UNIVERSITY PARK, Pa. — The Penn State Department of Architectural Engineering AEI Student Design Competition team received first place honors in four of the five categories at the recent AEI Student Design Competition 2017 in Oklahoma City, Oklahoma.
Organized by the Architectural Engineering Institute (AEI) of the American Society of Civil Engineers (ASCE), the contest challenged students to consider and address the engineering design, systems integration and construction necessary for a new sports performance center at Texas Tech University.
The competition emphasized the development and integration of innovation, original and technically sound solutions to design challenges, collaborations and peer reviews. Students were asked to create a building that integrated and optimized all major high-performance attributes in a building’s life cycle. Attributes include energy conservation, environment, safety, building security, structural and material durability, accessibility, cost-benefit, productivity, sustainability, functionality and operational considerations.
“This year’s project design requirements were relevant to the conference theme and also to the local setting in Texas. They were accelerated schedule, resiliency and WELL building performance,” Ryan Solnosky, research associate in architectural engineering and AEI Student Design Competition team adviser, said. “All three of these sought to provide the owner and community with a forward-thinking project that would support its occupants.”
The WELL Building Standard focuses on seven concepts that address the design and operation of buildings, and the impact and influence buildings have on human health and well-being.
Teams were judged in five categories, including structural, mechanical and lighting/electrical systems design; building integration; and construction management and methods.

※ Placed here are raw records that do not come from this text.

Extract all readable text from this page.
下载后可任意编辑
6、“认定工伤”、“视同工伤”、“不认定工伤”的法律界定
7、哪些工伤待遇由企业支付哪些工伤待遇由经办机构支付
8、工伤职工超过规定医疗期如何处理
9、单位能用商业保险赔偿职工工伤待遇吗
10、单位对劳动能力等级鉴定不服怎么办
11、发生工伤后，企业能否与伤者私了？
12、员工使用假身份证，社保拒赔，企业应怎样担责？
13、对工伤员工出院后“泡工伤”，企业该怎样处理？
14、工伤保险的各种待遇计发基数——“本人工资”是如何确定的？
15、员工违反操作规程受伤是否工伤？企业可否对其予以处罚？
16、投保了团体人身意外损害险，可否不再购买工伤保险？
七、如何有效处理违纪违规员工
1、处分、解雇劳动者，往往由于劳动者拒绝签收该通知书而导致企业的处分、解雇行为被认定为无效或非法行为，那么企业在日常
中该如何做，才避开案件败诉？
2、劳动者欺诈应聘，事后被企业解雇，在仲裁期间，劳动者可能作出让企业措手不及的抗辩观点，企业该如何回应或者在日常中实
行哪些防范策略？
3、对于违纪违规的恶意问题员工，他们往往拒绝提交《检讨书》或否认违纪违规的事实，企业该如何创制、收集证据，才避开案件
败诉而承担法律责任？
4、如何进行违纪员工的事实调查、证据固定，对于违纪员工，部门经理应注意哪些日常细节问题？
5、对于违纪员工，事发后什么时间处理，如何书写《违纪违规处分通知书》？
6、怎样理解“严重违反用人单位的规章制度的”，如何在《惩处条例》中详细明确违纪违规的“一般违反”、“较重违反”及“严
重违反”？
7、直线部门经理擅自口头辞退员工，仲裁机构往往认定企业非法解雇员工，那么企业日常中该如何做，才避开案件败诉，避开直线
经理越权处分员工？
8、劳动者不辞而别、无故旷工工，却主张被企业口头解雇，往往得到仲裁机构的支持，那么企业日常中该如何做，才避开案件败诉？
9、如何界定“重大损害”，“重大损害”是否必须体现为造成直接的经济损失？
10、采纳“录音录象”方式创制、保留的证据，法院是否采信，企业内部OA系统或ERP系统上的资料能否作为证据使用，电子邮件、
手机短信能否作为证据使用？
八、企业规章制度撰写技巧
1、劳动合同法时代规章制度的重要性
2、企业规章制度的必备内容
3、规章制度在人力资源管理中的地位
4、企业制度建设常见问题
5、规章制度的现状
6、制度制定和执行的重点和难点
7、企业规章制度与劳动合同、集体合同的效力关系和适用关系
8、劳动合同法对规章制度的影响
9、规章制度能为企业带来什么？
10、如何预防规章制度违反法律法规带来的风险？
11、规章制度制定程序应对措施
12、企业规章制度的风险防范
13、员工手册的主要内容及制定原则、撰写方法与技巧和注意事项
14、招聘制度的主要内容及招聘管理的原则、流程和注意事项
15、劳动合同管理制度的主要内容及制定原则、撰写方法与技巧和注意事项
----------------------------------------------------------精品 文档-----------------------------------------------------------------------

Teams were required to compete in the building integration category. To encourage collaboration and innovation, sustainable design strategies were also required. Honors for the competition included a first and second place in structural, mechanical, lighting/electrical systems design and construction management and methods, and two specialty awards in innovation in resiliency and innovation in WELL performance.
“Hans Butzer, interim dean of the Oklahoma University College of Architecture and award-winning architect, reminded the audience in his keynote address that ‘everyone has to buy-in to serve the great purpose.’ Perhaps this captures the spirit of the competition and the mission of architectural engineering,” Moses Ling, associate professor of architectural engineering, said.
The Department of Architectural Engineering’s team SYNERGY placed first in the construction, mechanical, structural and building integration categories. First place in building integration category is considered the highest honor awarded at the competition.
Team members include Jared Baughman, Giovanni Esposito, Angela Peretti, Jessica Smith, Lee Benzel, Bryanna Wilson, Lauren Boyle, Alec Broniszewski, Joseph Hacker and Rebecca McGowan. All team members are fifth-year architectural engineering students.
“We are extremely proud of our students and their accomplishments in this year’s AEI Student Design Competition. Our team showcased a feasible building that was technically designed and thoroughly integrated to provide the 'owner' with the best solution. This year’s team accomplished something no other Penn State team has done before — four first place awards for a single team,” Solnosky said.
The team’s technical advisers include Rick Mistrick, associate professor of architectural engineering; Craig Dubler, Penn State Office of Physical Plant Facility Asset Management program manager and instructor in architectural engineering; Ling and Solnosky. Practitioner advisers include John Reese, managing principal at Reese Engineering, and Robert Holland, a retired executive at Walt Disney Imagineering and former Penn State architecture and architectural engineering faculty member.
Both graduate and undergraduate students in accredited architectural engineering programs and programs actively seeking accreditation by EAC/ABET may participate in the competition with supervision and advisement by a faculty member. In addition to the Penn State team, this year’s finalists also included two teams from Nebraska and two from Lawrence Technological University. Penn State architectural engineering has never failed to qualify for the finals with any team that has entered the competition.
“It is evident that in each successful year of the competition, results are elevated by the students, which drives our team to constantly assess what more can be done and how can we stand out while providing realistic solutions,” Solnosky said.
ASCE, the oldest national engineering society, was founded in 1852 and represents more than 150,000 civil engineers worldwide. AEI, an institute within ASCE, was established in 1998 as the premier organization for architectural engineering. It provides its more than 8,000 members with timely technical information, professional advocacy, continuing education and opportunities to excel in their chosen careers.